Biographies of animals are not a very common genre, although it is not difficult to find examples with a bit of digging:
- Flush: A Biography (1933) by Virginia Woolf is the "imaginative biography" (Wikipedia's description) of a dog. Its entry in the Library of Congress) simply classifies is as "biographical fiction".
- Bobbie, a Great Collie by Charles Alexander (1926) is about Bobbie the Wonder Dog. The Library of Congress does not identify the book's genre.
- Comanche: Story of America's Most Heroic Horse (1951) by David Appel is about of one of General Custer's horses. Its entry in the Library of Congress does not mention a genre.
- Reckless, Pride of the Marines (1955) by Andrew Geer is about a war horse that served in the Korean War. Neither the Library of Congress nor Amazon.com provide genre information for this book.
- Soldier Bear (1970) by Geoffrey Morgan and Wiesław A. Lasocki is about a bear named Wojtek that was enlisted in the Polish II Corps. The Library of Congress does not specify the book's genre but considers it as "juvenile literature" (see "LC subjects").
- The Judy Story: The Dog with Six Lives (1973) by Edwin Varley is a book about a ship's dog in the British Royal Navy. The Library of Congress does not know it; Amazon.com only has it second-hand and does not classify it as any specific genre. Judy: A Dog in a Million (2014) by Damien Lewis is a more recent book about the same dog. Neither the Library of Congress nor Amazon.com provide genre information for this book.
- Dewey: The Small-Town Library Cat Who Touched the World (2008) by Vicky Myron is the "biography" of Dewey Readmore Books, the library cat of the Spencer Public Library in Spencer, Iowa. The Library of Congress does not classify this book as biography (but it has "Library cats--Iowa--Spencer--Biography" listed as a subject). Amazon.com lists it under "Books > Biographies & Memoirs > Regional U.S. > Midwest". Wikipedia's editors have not bothered tagging the article about the book with anything referring to "biography".

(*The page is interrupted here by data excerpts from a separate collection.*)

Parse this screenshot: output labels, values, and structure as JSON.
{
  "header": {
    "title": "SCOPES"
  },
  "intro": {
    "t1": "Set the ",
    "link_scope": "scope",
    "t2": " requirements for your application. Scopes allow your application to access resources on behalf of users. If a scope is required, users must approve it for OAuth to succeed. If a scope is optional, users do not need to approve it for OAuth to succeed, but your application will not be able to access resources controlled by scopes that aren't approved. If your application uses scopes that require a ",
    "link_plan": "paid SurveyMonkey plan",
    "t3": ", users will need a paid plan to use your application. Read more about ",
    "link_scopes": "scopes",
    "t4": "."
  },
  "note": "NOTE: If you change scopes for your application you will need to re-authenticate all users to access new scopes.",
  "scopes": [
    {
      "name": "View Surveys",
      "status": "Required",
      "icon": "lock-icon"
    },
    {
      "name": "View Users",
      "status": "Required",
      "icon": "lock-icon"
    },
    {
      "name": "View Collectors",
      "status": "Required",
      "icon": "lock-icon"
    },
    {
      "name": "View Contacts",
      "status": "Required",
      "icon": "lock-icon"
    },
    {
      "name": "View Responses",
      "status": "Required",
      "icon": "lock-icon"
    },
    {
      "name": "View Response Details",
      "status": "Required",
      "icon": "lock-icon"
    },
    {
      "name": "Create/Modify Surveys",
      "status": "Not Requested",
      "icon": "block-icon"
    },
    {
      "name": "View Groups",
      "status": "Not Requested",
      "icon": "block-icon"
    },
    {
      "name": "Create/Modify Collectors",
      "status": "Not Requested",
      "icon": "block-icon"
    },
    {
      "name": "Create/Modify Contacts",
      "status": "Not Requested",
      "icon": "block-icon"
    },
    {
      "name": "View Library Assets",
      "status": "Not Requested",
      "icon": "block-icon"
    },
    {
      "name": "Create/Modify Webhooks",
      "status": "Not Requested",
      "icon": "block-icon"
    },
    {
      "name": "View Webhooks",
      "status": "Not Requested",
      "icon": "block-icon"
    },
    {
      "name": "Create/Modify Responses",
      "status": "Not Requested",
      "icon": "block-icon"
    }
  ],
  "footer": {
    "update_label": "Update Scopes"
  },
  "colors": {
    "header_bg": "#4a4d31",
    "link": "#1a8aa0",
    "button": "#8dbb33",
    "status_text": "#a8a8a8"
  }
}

- Hachiko : the true story of a loyal dog (2004) by Pamela S. Turner in the Library of Congress does not have a genre identification, but the term "biography" is used in the "LS Subjects" ("Dogs--Japan--Tokyo--Biography.").
A biography of an animal can be called in "animal biography". However, books about animals are sometimes classified as "juvenile literature", sometimes as "biography", depending on the audience rather than the individual whose live is being described. I have never come across the term "animal biography" in a dictionary of literary terms and don't expect it to become a literary term in the near future.